Mmm hmm. Yep, makes sense. Oh, wait. I do that all the time. You know that great guy I'm married to? The one who keeps our household afloat by making sure that shit gets done? The one trying to get tenure? That one? Or maybe you wanted me to ask for help from my crazy family. Right now, we're all working so hard at keeping our shit together at various skill levels that it feels a bit like trying to get help opening a jar from a room full of chimpanzees with butter on their hands. Loud, noisy, confusing, buttery. Nope. Or maybe my friends? That's a good suggestion, actually, because I have quite a few really supportive friends. I'm lucky in that regard; I have more friends now than I ever have in my life. Except here's the really crappy part about depression, or at least for me when I'm depressed: I either can't or won't initiate contact with people. It's about the very last thing I have the energy to do. And if I do, I feel worse, because I feel like I'm pulling people into my viscous pool of pointless navel-gazing. When you have social anxiety plus depression, this is like telling me I'll feel better if I pull out all my fingernails to use to make a lovely bracelet.
4. "Change the way you think."
Oh. I never thought of that. Problem solved! Who knew it was just that easy! Seriously though, I know that cognitive therapy methods can do a world of good. They've helped me a lot. But some kinds of emotional crap needs bigger weapons than a worksheet and some daily affirmations.
5. "Learn better ways to solve problems and communicate."
Again, yes, very helpful suggestion. I'll add this to my things to do right now. The list that is a mile long, that makes it so hard to make a choice about what to do next that I do nothing at all. One more game of Picma...
6. "Talk to an expert. Stress can be too much to handle on your own."
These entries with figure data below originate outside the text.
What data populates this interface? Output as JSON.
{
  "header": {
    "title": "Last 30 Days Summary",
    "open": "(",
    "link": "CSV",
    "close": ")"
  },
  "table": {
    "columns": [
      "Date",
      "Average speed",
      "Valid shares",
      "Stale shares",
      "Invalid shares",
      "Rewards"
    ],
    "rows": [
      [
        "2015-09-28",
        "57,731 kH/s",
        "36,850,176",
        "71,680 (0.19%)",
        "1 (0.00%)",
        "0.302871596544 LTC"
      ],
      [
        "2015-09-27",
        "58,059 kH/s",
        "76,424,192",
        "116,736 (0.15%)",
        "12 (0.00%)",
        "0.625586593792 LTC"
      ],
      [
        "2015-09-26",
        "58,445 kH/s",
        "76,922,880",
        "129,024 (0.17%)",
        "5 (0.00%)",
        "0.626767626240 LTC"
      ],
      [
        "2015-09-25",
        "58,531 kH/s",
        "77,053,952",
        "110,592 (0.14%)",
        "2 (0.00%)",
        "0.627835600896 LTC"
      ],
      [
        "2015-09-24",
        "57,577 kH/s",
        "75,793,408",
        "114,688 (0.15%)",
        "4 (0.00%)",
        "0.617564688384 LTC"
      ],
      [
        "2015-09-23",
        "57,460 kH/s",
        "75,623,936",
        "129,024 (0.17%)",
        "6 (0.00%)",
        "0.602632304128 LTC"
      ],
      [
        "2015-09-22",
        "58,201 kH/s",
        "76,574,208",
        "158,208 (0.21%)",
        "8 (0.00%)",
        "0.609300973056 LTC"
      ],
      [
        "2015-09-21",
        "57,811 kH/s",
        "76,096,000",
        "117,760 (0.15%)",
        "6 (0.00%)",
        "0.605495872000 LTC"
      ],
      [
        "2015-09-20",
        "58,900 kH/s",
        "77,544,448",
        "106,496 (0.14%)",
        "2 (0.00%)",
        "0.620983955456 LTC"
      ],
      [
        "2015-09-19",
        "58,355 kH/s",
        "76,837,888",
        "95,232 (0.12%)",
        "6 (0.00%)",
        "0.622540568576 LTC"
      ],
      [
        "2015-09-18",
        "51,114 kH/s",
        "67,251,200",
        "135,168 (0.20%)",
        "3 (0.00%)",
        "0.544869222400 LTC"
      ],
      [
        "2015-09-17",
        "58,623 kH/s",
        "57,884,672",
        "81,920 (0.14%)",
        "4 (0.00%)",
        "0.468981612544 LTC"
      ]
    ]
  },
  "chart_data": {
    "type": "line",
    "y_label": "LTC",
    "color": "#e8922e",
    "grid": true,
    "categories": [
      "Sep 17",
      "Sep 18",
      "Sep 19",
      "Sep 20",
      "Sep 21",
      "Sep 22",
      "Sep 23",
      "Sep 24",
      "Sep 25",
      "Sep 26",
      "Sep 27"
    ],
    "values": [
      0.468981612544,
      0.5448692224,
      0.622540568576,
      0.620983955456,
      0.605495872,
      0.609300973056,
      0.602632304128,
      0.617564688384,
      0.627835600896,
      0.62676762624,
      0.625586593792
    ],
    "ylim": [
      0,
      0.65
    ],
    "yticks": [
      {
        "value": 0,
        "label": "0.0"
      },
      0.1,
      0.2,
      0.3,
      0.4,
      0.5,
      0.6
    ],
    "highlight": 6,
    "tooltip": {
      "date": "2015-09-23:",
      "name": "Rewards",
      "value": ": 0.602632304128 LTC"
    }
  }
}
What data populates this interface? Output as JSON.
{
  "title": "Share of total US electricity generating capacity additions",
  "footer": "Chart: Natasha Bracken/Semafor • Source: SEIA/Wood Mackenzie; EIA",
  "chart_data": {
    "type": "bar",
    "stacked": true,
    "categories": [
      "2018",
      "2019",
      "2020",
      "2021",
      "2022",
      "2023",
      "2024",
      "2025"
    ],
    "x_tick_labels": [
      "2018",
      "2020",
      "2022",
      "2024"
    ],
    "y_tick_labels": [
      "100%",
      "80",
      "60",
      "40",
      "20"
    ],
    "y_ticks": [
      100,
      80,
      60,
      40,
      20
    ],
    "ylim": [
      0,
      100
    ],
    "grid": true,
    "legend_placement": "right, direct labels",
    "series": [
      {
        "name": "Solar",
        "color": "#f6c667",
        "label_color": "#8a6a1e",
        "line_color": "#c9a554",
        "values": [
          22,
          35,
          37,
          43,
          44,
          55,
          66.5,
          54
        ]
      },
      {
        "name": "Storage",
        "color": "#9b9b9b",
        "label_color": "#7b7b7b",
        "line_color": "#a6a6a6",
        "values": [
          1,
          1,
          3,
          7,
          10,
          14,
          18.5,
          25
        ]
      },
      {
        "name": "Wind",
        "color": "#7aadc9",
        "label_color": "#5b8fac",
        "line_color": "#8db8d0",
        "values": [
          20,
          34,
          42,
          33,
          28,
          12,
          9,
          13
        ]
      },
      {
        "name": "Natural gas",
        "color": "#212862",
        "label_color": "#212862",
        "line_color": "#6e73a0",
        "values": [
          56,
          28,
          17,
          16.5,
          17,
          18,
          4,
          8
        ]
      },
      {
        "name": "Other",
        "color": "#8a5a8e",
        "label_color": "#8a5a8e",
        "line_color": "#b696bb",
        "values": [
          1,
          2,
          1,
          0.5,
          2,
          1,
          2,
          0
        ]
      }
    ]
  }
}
Ah, we've finally gotten to one that feels like a good fit. I'm glad to hear that this feeling of dust and ashes might be something I need to have outside perspective on. Maybe I"m not thinking clearly and objectively! Good idea! I think if we've gotten this far, from talking with a clueless Minnesotan "coach," reading this handy health sheet, and having years of therapy and medication, it might be time to bring in an expert. Yep. That'll be $240 a month please. Now there's a stress-reliever for you!
So when people ask me how I'm doing, or if I'm okay, I tend to lie or to downplay it. I try to be funny or vague or flippant or evasive. I don't want to talk about it. Not really. What is there left to say?